5. Usez vos semelles sur le terrain
Même si les sources ouvertes ont toujours joué un rôle primordial dans le journalisme d’investigation, se déplacer reste fondamental pour obtenir un scoop. Rechercher des sources, recueillir des documents sur papier, confirmer des faits en personne : toutes ces méthodes peuvent être extrêmement utiles au journaliste. Certaines informations qui ne demandent souvent qu’à être découvertes peuvent ainsi être mises au jour. Shah Meer Baloch ajoute qu’être sur le terrain et avoir un contact direct avec les acteurs, les événements et les lieux liés à un sujet peut conduire un journaliste à une compréhension des faits qui pourra ensuite être confirmée numériquement.
6. Créez des liens de confiance, et non d’amitié, avec vos sources
Soyez franc avec vos sources. Ne faites pas de promesses sur les résultats que vous ne pourriez tenir, et ne minimisez pas les risques potentiels. Mais être franc ne revient pas nécessairement à faire preuve d’une transparence totale, a fait remarquer Donna Page, journaliste d’investigation au Newcastle Herald, en Australie.

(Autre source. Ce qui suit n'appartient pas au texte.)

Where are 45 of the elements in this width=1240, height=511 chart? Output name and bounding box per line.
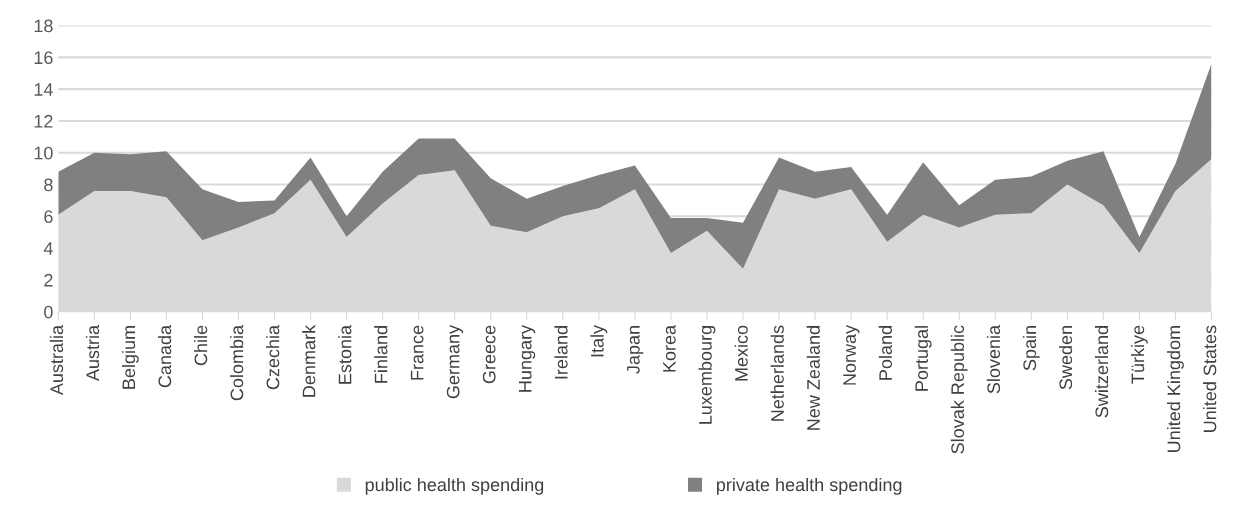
x-tick-label: Japan <box>627 326 644 374</box>
legend-label: private health spending <box>716 477 902 495</box>
y-tick-label: 0 <box>44 305 53 319</box>
y-tick-label: 16 <box>34 51 53 65</box>
x-tick-label: Luxembourg <box>698 326 716 424</box>
x-tick-label: Denmark <box>302 324 316 397</box>
x-tick-label: Poland <box>878 326 892 380</box>
x-tick-label: Slovenia <box>986 324 1001 394</box>
x-tick-label: Ireland <box>554 326 568 379</box>
x-tick-label: Italy <box>590 324 608 357</box>
y-tick-label: 6 <box>44 210 53 224</box>
y-tick-label: 18 <box>34 19 53 33</box>
x-tick-label: Australia <box>49 324 64 396</box>
x-tick-label: Belgium <box>121 326 139 389</box>
x-tick-label: Norway <box>843 324 860 385</box>
x-tick-label: Finland <box>374 326 388 383</box>
x-tick-label: United Kingdom <box>1167 326 1184 452</box>
x-tick-label: Türkiye <box>1130 325 1148 384</box>
y-tick-label: 4 <box>43 242 53 255</box>
y-tick-label: 8 <box>44 178 53 192</box>
x-tick-label: Slovak Republic <box>950 325 968 454</box>
x-tick-label: Switzerland <box>1094 326 1109 418</box>
y-tick-label: 12 <box>34 114 53 128</box>
x-tick-label: Portugal <box>914 326 932 391</box>
x-tick-label: New Zealand <box>806 326 820 430</box>
x-tick-label: Greece <box>482 325 496 384</box>
x-tick-label: France <box>410 325 424 380</box>
x-tick-label: Korea <box>663 324 676 372</box>
x-tick-label: Canada <box>157 324 172 388</box>
x-tick-label: United States <box>1203 325 1217 432</box>
legend-label: public health spending <box>365 477 544 495</box>
x-tick-label: Mexico <box>734 325 748 381</box>
x-tick-label: Sweden <box>1058 326 1073 390</box>
y-tick-label: 10 <box>34 146 53 160</box>
x-tick-label: Germany <box>446 324 464 399</box>
x-tick-label: Netherlands <box>770 325 784 421</box>
y-tick-label: 2 <box>44 273 53 287</box>
x-tick-label: Chile <box>194 325 208 366</box>
x-tick-label: Czechia <box>266 324 280 390</box>
x-tick-label: Colombia <box>230 324 244 401</box>
y-tick-label: 14 <box>34 83 53 96</box>
x-tick-label: Estonia <box>338 324 352 384</box>
x-tick-label: Austria <box>85 324 100 382</box>
x-tick-label: Spain <box>1022 326 1040 371</box>
x-tick-label: Hungary <box>519 324 536 392</box>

Elle a ajouté que c’est une bonne habitude, dans ce métier, de ne pas donner toutes les informations dont on dispose et de ne pas divulguer de détails importants aux sources, surtout quand il s’agit d’informations sensibles, révélées par des lanceurs d’alerte ou par des fuites. Kevin Nguyen, directeur du numérique à Media Diversity et reporter d’investigation pour ABC News, en Australie, a précisé qu’il est important d’entretenir des relations strictement professionnelles. « Vos sources ne sont pas vos amis, même si vous enquêtez pour les aider », a-t-il ajouté. » Peut-être votre travail ne les satisfera-t-il pas totalement « .
7. Rapportez les faits, mais construisez aussi un récit
Certains des plus grands reportages d’investigation n’ont finalement que peu d’impact à long terme, ou pas d’impact du tout, parce que les reporters ne relaient pas les faits au travers d’un récit attrayant qui stimulera l’intérêt du public. La complexité du sujet à traiter ne vous dispense pas de construire un récit. Vous devez, certes, utiliser les faits et apporter des preuves, mais autorisez-vous aussi à développer une trame narrative et à personnaliser la portée de ce que vous avancez. Intéressez le lecteur, sensibilisez-le, et demandez-vous si chaque phrase lui permet d’avancer dans votre récit.